Two important limitations of this study merit mention. First, the heart rates determined via cannulation were significantly lower than those obtained during ultrasound assessment for both the younger and older animals (Table 2), owing to the deeper level of anesthesia required for cardiac catheterization. This difference is important as Ea is directly related to heart rate and peripheral resistance [19], both of which can be affected by anesthesia. But rather than keeping the depth of anesthesia (and thus heart rates) the same between the two groups, we chose to conduct the study in a manner which would best reflect the methodologies most likely to be used by others; i.e., administering a lower concentration of isoflurane for determination of PWV than would be used for cardiac cannulation. Given the relatively challenging and terminal nature of obtaining EaI, we felt it worthwhile to report our modest, yet statistically significant correlation between EaI and PWV, despite the observed differences in heart rates.

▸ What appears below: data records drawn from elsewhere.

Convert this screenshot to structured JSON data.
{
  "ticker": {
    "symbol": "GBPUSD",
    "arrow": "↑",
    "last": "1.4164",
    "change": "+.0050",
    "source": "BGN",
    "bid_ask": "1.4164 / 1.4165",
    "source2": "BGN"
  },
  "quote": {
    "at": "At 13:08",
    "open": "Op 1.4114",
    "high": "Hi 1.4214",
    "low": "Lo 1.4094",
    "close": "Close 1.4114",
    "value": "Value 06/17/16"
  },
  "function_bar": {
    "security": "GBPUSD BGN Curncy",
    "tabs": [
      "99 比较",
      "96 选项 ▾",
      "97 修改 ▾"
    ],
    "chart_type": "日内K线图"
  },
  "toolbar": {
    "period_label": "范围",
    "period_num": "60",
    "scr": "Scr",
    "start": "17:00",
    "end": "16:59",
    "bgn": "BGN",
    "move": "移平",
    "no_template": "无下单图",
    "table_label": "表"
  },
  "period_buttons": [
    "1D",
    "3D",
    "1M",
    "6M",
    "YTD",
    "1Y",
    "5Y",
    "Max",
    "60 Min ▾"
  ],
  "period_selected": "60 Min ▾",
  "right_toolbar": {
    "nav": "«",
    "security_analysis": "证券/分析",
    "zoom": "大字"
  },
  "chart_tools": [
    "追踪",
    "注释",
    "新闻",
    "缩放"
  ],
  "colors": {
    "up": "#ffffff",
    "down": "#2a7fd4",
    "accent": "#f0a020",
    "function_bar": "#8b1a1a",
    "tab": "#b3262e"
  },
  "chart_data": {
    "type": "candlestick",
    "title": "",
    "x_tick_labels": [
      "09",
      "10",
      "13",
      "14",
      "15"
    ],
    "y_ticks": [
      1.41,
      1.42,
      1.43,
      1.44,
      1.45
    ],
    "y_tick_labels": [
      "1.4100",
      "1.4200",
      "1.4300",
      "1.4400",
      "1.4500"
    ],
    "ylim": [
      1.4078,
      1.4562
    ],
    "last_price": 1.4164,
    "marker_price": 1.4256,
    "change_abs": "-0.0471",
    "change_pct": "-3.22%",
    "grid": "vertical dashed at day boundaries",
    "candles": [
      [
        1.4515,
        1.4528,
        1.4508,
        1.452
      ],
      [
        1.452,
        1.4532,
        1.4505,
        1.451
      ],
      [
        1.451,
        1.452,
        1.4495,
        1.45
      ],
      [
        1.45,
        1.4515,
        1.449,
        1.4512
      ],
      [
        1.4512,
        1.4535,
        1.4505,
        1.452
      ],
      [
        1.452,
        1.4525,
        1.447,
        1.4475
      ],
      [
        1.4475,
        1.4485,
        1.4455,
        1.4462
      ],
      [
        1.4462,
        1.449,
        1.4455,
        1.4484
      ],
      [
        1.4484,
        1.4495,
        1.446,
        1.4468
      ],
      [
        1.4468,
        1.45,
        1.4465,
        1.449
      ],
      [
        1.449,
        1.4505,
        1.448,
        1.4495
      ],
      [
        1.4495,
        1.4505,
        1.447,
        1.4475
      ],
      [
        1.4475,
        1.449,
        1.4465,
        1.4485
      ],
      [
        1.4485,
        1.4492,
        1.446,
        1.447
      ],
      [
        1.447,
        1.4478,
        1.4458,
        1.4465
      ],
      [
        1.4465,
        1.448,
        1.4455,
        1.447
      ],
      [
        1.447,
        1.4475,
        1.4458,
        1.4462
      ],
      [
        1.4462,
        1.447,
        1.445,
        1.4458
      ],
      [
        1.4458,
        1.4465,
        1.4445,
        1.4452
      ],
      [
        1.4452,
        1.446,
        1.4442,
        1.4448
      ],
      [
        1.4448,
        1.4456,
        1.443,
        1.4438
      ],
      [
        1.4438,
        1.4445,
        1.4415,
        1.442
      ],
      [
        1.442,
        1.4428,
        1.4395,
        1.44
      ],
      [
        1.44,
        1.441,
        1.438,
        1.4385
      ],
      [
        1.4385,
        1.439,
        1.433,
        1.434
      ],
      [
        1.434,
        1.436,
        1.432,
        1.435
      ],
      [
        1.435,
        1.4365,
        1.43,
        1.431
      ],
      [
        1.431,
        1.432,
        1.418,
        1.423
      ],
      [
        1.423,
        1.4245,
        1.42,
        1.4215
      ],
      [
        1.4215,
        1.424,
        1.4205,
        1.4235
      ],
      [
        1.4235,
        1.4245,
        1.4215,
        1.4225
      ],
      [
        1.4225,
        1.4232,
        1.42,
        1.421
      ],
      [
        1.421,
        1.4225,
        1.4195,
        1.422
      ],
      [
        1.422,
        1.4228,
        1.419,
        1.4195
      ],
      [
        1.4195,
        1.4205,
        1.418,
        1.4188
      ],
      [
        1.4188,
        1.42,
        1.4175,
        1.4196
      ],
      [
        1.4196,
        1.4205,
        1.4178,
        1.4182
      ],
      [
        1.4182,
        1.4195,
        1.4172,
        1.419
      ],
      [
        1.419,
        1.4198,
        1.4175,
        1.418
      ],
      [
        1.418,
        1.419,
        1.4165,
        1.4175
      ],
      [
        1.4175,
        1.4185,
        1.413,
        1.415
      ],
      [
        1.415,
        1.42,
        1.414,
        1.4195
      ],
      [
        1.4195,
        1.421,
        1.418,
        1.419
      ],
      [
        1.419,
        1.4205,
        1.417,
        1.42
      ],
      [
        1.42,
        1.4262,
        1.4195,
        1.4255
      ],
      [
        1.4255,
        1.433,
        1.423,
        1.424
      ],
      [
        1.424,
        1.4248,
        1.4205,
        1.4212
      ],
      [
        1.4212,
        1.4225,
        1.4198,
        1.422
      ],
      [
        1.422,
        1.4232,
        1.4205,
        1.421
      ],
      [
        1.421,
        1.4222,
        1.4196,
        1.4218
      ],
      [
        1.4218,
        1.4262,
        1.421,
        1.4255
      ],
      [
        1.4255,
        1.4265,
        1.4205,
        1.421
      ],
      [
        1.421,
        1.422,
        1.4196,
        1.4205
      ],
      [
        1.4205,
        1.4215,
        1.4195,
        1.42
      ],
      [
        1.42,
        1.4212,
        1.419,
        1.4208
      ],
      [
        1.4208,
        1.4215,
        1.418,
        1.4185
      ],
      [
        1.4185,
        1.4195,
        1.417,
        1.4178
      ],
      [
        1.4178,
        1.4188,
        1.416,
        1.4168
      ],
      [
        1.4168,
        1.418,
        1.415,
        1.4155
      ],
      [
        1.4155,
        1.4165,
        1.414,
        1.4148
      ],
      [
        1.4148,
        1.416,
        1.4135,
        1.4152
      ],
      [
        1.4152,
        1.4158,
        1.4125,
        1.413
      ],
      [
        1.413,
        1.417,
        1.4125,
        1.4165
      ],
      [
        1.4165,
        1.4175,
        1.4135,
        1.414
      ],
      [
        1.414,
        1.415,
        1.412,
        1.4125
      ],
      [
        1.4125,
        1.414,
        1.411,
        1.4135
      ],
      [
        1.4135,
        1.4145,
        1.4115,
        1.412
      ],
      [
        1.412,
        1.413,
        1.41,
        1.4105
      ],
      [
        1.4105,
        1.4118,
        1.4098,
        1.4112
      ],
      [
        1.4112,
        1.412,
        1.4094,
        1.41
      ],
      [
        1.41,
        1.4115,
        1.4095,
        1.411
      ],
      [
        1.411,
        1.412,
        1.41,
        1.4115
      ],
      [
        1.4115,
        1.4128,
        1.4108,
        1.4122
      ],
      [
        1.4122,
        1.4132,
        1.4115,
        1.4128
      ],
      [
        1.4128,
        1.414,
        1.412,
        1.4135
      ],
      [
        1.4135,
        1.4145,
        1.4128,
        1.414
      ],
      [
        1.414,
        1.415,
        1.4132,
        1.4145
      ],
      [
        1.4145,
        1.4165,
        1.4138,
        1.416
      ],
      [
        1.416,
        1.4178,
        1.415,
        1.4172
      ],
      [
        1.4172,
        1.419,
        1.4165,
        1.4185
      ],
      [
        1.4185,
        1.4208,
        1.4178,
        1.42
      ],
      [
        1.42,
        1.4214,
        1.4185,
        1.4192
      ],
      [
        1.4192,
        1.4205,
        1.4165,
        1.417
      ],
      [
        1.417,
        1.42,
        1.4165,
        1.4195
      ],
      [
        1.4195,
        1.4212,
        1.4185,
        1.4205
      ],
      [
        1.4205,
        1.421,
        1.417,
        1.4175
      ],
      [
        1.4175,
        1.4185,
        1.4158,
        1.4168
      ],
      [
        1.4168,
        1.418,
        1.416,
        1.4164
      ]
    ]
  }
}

A second limitation to this study lies in the fact that we used a single rat strain with known differences in arterial stiffness to test our hypothesis that Doppler PWV and EaI measurements can be used to detect differences in arterial elasticity in isoflurane anesthetized hypertensive rats. Although we were successful in this goal, it remains unclear if differences in arterial elasticity caused by other physiologic or pathologic processes or in other rat strains could be as easily detected using either method. It is also important to remember that PWV is influenced by blood pressure. In this study, we found (as have others, [23]) that the blood pressure changes little in the SHR beyond 12 weeks of age. Since the blood pressure is unchanged between the two time points at which PWV was determined, we are able to conclude that the observed differences in PWV are attributable to changes in arterial elasticity and are independent of blood pressure. PWV studies conducted in animal models that exhibit simultaneous changes in arterial stiffness and blood pressure, however, will require blood pressure normalization. Thus, additional studies using other rat strains or models employing pharmacological agents to alter arterial compliance and blood pressure, as has been done by others [10, 34] may further help to define the role of Doppler derived PWV and EaI in assessing arterial elasticity in the hypertensive isoflurane anesthetized rat.

Conclusion

The present study demonstrates that Doppler derived pulse wave velocities obtained from isoflurane anesthetized spontaneously hypertensive rats can be used to provide a reproducible, non-invasive, in vivo assessment of arterial stiffness. Furthermore, our work shows that PWV data obtained in the anesthetized rats correlate with invasively determined EaI. These findings are of interest insofar as longitudinal studies aimed at examining the development and progression of arterial stiffening in hypertensive rats may benefit from the application of a non-invasive, repeatable in vivo assessment of arterial elasticity that is valid under isoflurane anesthesia.